While the final proposed budget won’t be presented to the school board until January, the Washington Post is reporting that the projected $176 million budget shortfall could result in the “most dramatic reduction in services in more than 20 years.” What ads to the situation is that there have already been some budget cuts that were made this year and the student population is continuing to grow. Of course we’re lucky to have one of the best school systems in the country (if not THE best) here in Fairfax, but the budget cuts still raise some concerns as there are some significant changes that might need to be made.
The list includes increasing class size by one student for a savings of $19 million, removing foreign language instruction from elementary schools to save $2 million, and rolling back full-day kindergarten from 101 schools to 34 schools in disadvantaged communities, yielding $13 million in savings.

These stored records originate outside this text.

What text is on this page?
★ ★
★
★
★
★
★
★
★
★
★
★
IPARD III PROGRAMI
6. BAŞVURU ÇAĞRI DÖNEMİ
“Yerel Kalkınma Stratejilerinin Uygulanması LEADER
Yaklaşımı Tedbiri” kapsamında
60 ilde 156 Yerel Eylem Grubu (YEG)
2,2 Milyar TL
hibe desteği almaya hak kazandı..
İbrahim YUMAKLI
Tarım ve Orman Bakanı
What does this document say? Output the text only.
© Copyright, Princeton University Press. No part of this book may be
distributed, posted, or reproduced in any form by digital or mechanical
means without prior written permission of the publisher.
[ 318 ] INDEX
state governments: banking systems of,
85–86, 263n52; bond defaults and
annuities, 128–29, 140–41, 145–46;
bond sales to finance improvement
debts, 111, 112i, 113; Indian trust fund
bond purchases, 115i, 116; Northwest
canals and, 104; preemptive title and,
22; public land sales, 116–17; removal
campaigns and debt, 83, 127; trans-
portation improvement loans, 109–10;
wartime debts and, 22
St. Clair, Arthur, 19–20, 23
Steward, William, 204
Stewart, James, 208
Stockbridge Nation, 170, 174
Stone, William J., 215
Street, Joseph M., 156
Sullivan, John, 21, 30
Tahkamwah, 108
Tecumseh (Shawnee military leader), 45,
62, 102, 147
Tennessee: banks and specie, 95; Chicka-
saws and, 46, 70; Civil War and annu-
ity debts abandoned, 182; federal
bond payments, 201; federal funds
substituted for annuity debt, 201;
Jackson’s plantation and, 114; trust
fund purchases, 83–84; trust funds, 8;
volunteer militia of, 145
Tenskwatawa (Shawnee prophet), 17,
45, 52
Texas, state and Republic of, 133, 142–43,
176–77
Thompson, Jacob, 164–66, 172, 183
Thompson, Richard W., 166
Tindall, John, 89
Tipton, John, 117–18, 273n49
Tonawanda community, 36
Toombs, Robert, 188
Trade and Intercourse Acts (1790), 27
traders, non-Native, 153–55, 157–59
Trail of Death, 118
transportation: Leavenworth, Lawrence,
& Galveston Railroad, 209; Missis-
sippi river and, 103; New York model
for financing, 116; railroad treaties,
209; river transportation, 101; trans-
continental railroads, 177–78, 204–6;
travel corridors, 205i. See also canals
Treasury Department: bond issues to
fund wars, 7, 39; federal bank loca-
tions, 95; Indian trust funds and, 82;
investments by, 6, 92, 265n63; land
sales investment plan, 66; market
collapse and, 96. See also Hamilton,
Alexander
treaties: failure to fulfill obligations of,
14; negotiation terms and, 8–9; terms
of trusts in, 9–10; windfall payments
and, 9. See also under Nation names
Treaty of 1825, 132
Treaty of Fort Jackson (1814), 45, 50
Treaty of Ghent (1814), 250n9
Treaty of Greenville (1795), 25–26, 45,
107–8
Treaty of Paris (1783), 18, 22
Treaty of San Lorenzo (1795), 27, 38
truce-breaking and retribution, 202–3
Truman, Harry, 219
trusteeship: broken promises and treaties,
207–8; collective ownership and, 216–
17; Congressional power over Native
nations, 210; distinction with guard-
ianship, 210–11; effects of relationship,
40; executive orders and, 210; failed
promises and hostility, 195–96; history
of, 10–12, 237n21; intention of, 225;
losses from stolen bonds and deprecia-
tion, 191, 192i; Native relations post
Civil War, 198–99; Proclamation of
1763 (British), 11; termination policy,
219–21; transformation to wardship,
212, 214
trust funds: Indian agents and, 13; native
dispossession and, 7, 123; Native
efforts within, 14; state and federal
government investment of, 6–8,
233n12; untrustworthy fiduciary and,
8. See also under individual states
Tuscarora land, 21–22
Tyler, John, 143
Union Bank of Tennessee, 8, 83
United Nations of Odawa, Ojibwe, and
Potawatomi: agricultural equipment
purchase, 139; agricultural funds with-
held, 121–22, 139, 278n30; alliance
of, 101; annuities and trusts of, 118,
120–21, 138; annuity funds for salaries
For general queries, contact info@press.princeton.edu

The board will also consider eliminating summer school to save $8 million and undoing a special staffing formula that provides extra teachers for high-need schools, which would save $20 million. Also on the table are reductions in school technology specialists, guidance counselors and social workers and higher activity fees and test fees for Advanced Placement courses.
Now there are several things that I believe are worth taking away from this news. First is that these recommendations aren't set in stone and members of the community will have the opportunity to learn more about the situation and potentially even give their two cents at upcoming community meetings. As of right now, there are meetings scheduled for October 29 and November 14. As part of the work I was doing with working class families at the time, I worked with a large number of community members who were interested in the school system’s budget while the previous rounds of cuts were being made. I bring this up only to say that I know the members of the School Board truly do value what the community's input so I highly recommend attending these meetings if you have the time.

It’s also worth noting that residents of Providence District will be electing a new School Board member when they head to the polls on November 3. Considering the budget crisis that the school system is currently facing, the results of this election are extremely important. I have already expressed my support for John Jennison in this race and his experience as a graduate of FCPS, a parent with children in the system, and a long time community advocate will greatly benefit him if he were to become the newest member of the School Board.

Although there are a few months before the final budget will be proposed, January will be upon us quicker than you think. I therefore want to hear from folks about the school system’s budget. There are endless amount of questions, but here are just a few that come to mind. What programs, if any, should be cut? Would you consider paying more taxes if it meant more funding for our schools? Will the handling of this situation impact how you vote in future races? How will the budget shortfall impact the students? Will the freeze on teacher salaries impact the quality of the teachers FCPS attract? I’ll be following the situation in the coming months so please send me your thoughts on the topic.

1 comment:

  1. These budget cuts are sad, considering that the states and local governments feel fine pumping money into new sports pro stadiums and then suddenly have horrible budget shortfalls. Manage your money better!